So with that, my story: I didn’t wait for marriage, and thank goodness, as I never want to get married, which means I would have had to wait forever. My first boyfriend will be annoyed to read this, but if anything, I waited too long out of a misplaced fear that it was going to be a bigger deal than it was. As I immediately learned, sex is really fun and not all that dangerous if you take very basic precautions that can easily be learned through comprehensive sex education. (Which I didn’t get in school, but I’m a reader, so I learned.) If I had been snookered by abstinence-only education and tried to wait until marriage, my life could be full of regret and misery. Not only would I have missed out on some of the fondest memories of my youth, I probably would have gotten married young out of obligation. And then gotten divorced, because I was so not ready to make that kind of lifelong commitment in my early 20s.

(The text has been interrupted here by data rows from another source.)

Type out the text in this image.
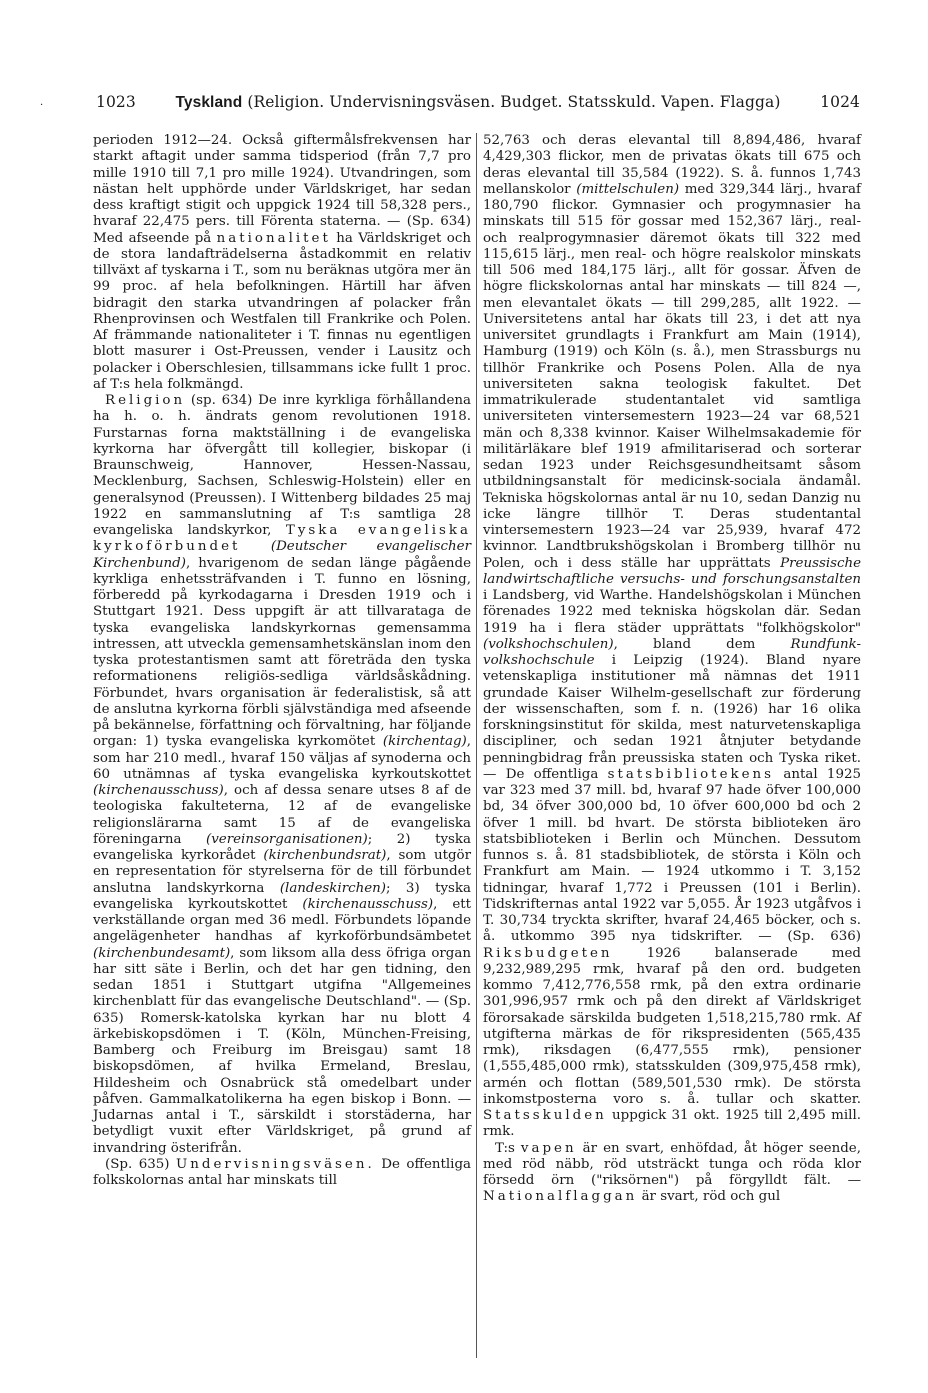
·	1023	Tyskland (Religion. Undervisningsväsen. Budget. Statsskuld. Vapen. Flagga)	1024

perioden 1912—24. Också giftermålsfrekvensen har starkt aftagit under samma tidsperiod (från 7,7 pro mille 1910 till 7,1 pro mille 1924). Utvandringen, som nästan helt upphörde under Världskriget, har sedan dess kraftigt stigit och uppgick 1924 till 58,328 pers., hvaraf 22,475 pers. till Förenta staterna. — (Sp. 634) Med afseende på nationalitet ha Världskriget och de stora landafträdelserna åstadkommit en relativ tillväxt af tyskarna i T., som nu beräknas utgöra mer än 99 proc. af hela befolkningen. Härtill har äfven bidragit den starka utvandringen af polacker från Rhenprovinsen och Westfalen till Frankrike och Polen. Af främmande nationaliteter i T. finnas nu egentligen blott masurer i Ost-Preussen, vender i Lausitz och polacker i Oberschlesien, tillsammans icke fullt 1 proc. af T:s hela folkmängd.

Religion (sp. 634) De inre kyrkliga förhållandena ha h. o. h. ändrats genom revolutionen 1918. Furstarnas forna maktställning i de evangeliska kyrkorna har öfvergått till kollegier, biskopar (i Braunschweig, Hannover, Hessen-Nassau, Mecklenburg, Sachsen, Schleswig-Holstein) eller en generalsynod (Preussen). I Wittenberg bildades 25 maj 1922 en sammanslutning af T:s samtliga 28 evangeliska landskyrkor, Tyska evangeliska kyrkoförbundet (Deutscher evangelischer Kirchenbund), hvarigenom de sedan länge pågående kyrkliga enhetssträfvanden i T. funno en lösning, förberedd på kyrkodagarna i Dresden 1919 och i Stuttgart 1921. Dess uppgift är att tillvarataga de tyska evangeliska landskyrkornas gemensamma intressen, att utveckla gemensamhetskänslan inom den tyska protestantismen samt att företräda den tyska reformationens religiös-sedliga världsåskådning. Förbundet, hvars organisation är federalistisk, så att de anslutna kyrkorna förbli självständiga med afseende på bekännelse, författning och förvaltning, har följande organ: 1) tyska evangeliska kyrkomötet (kirchentag), som har 210 medl., hvaraf 150 väljas af synoderna och 60 utnämnas af tyska evangeliska kyrkoutskottet (kirchenausschuss), och af dessa senare utses 8 af de teologiska fakulteterna, 12 af de evangeliske religionslärarna samt 15 af de evangeliska föreningarna (vereinsorganisationen); 2) tyska evangeliska kyrkorådet (kirchenbundsrat), som utgör en representation för styrelserna för de till förbundet anslutna landskyrkorna (landeskirchen); 3) tyska evangeliska kyrkoutskottet (kirchenausschuss), ett verkställande organ med 36 medl. Förbundets löpande angelägenheter handhas af kyrkoförbundsämbetet (kirchenbundesamt), som liksom alla dess öfriga organ har sitt säte i Berlin, och det har gen tidning, den sedan 1851 i Stuttgart utgifna "Allgemeines kirchenblatt für das evangelische Deutschland". — (Sp. 635) Romersk-katolska kyrkan har nu blott 4 ärkebiskopsdömen i T. (Köln, München-Freising, Bamberg och Freiburg im Breisgau) samt 18 biskopsdömen, af hvilka Ermeland, Breslau, Hildesheim och Osnabrück stå omedelbart under påfven. Gammalkatolikerna ha egen biskop i Bonn. — Judarnas antal i T., särskildt i storstäderna, har betydligt vuxit efter Världskriget, på grund af invandring österifrån.

(Sp. 635) Undervisningsväsen. De offentliga folkskolornas antal har minskats till

52,763 och deras elevantal till 8,894,486, hvaraf 4,429,303 flickor, men de privatas ökats till 675 och deras elevantal till 35,584 (1922). S. å. funnos 1,743 mellanskolor (mittelschulen) med 329,344 lärj., hvaraf 180,790 flickor. Gymnasier och progymnasier ha minskats till 515 för gossar med 152,367 lärj., real- och realprogymnasier däremot ökats till 322 med 115,615 lärj., men real- och högre realskolor minskats till 506 med 184,175 lärj., allt för gossar. Äfven de högre flickskolornas antal har minskats — till 824 —, men elevantalet ökats — till 299,285, allt 1922. — Universitetens antal har ökats till 23, i det att nya universitet grundlagts i Frankfurt am Main (1914), Hamburg (1919) och Köln (s. å.), men Strassburgs nu tillhör Frankrike och Posens Polen. Alla de nya universiteten sakna teologisk fakultet. Det immatrikulerade studentantalet vid samtliga universiteten vintersemestern 1923—24 var 68,521 män och 8,338 kvinnor. Kaiser Wilhelmsakademie för militärläkare blef 1919 afmilitariserad och sorterar sedan 1923 under Reichsgesundheitsamt såsom utbildningsanstalt för medicinsk-sociala ändamål. Tekniska högskolornas antal är nu 10, sedan Danzig nu icke längre tillhör T. Deras studentantal vintersemestern 1923—24 var 25,939, hvaraf 472 kvinnor. Landtbrukshögskolan i Bromberg tillhör nu Polen, och i dess ställe har upprättats Preussische landwirtschaftliche versuchs- und forschungsanstalten i Landsberg, vid Warthe. Handelshögskolan i München förenades 1922 med tekniska högskolan där. Sedan 1919 ha i flera städer upprättats "folkhögskolor" (volkshochschulen), bland dem	Rundfunk-volkshochschule i Leipzig (1924). Bland nyare vetenskapliga institutioner må nämnas det 1911 grundade Kaiser Wilhelm-gesellschaft zur förderung der wissenschaften, som f. n. (1926) har 16 olika forskningsinstitut för skilda, mest naturvetenskapliga discipliner, och sedan 1921 åtnjuter betydande penningbidrag från preussiska staten och Tyska riket. — De offentliga statsbibliotekens antal 1925 var 323 med 37 mill. bd, hvaraf 97 hade öfver 100,000 bd, 34 öfver 300,000 bd, 10 öfver 600,000 bd och 2 öfver 1 mill. bd hvart. De största biblioteken äro statsbiblioteken i Berlin och München. Dessutom funnos s. å. 81 stadsbibliotek, de största i Köln och Frankfurt am Main. — 1924 utkommo i T. 3,152 tidningar, hvaraf 1,772 i Preussen (101 i Berlin). Tidskrifternas antal 1922 var 5,055. År 1923 utgåfvos i T. 30,734 tryckta skrifter, hvaraf 24,465 böcker, och s. å. utkommo 395 nya tidskrifter. — (Sp. 636) Riksbudgeten	1926 balanserade med 9,232,989,295 rmk, hvaraf på den ord. budgeten kommo 7,412,776,558 rmk, på den extra ordinarie 301,996,957 rmk och på den direkt af Världskriget förorsakade särskilda budgeten 1,518,215,780 rmk. Af utgifterna märkas de för rikspresidenten (565,435 rmk), riksdagen (6,477,555 rmk), pensioner (1,555,485,000 rmk), statsskulden (309,975,458 rmk), armén och flottan (589,501,530 rmk). De största inkomstposterna voro s. å. tullar och skatter. Statsskulden uppgick 31 okt. 1925 till 2,495 mill. rmk.

T:s vapen är en svart, enhöfdad, åt höger seende, med röd näbb, röd utsträckt tunga och röda klor försedd örn ("riksörnen") på förgylldt fält. — Nationalflaggan är svart, röd och gul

Or, if I had attempted to hold off, I probably would have had sex anyway in the heat of the moment like most abstinence-vowers do. But I wouldn’t have used protection, because I likely wouldn’t have been as willing to prepare for this possibility as someone who is unashamed about having sex would be.

However, because I unapologetically and gleefully had—and I guess continue to have—sex outside of the bounds of holy matrimony, my life has been more fun, more adventurous, and way more fulfilling than I imagine it would have been for me personally. And abstinence-only feels like it’s trying to steal the opportunity to make that choice from our youth, which is the main reason I oppose it.

That, and the data says it doesn’t work anyway.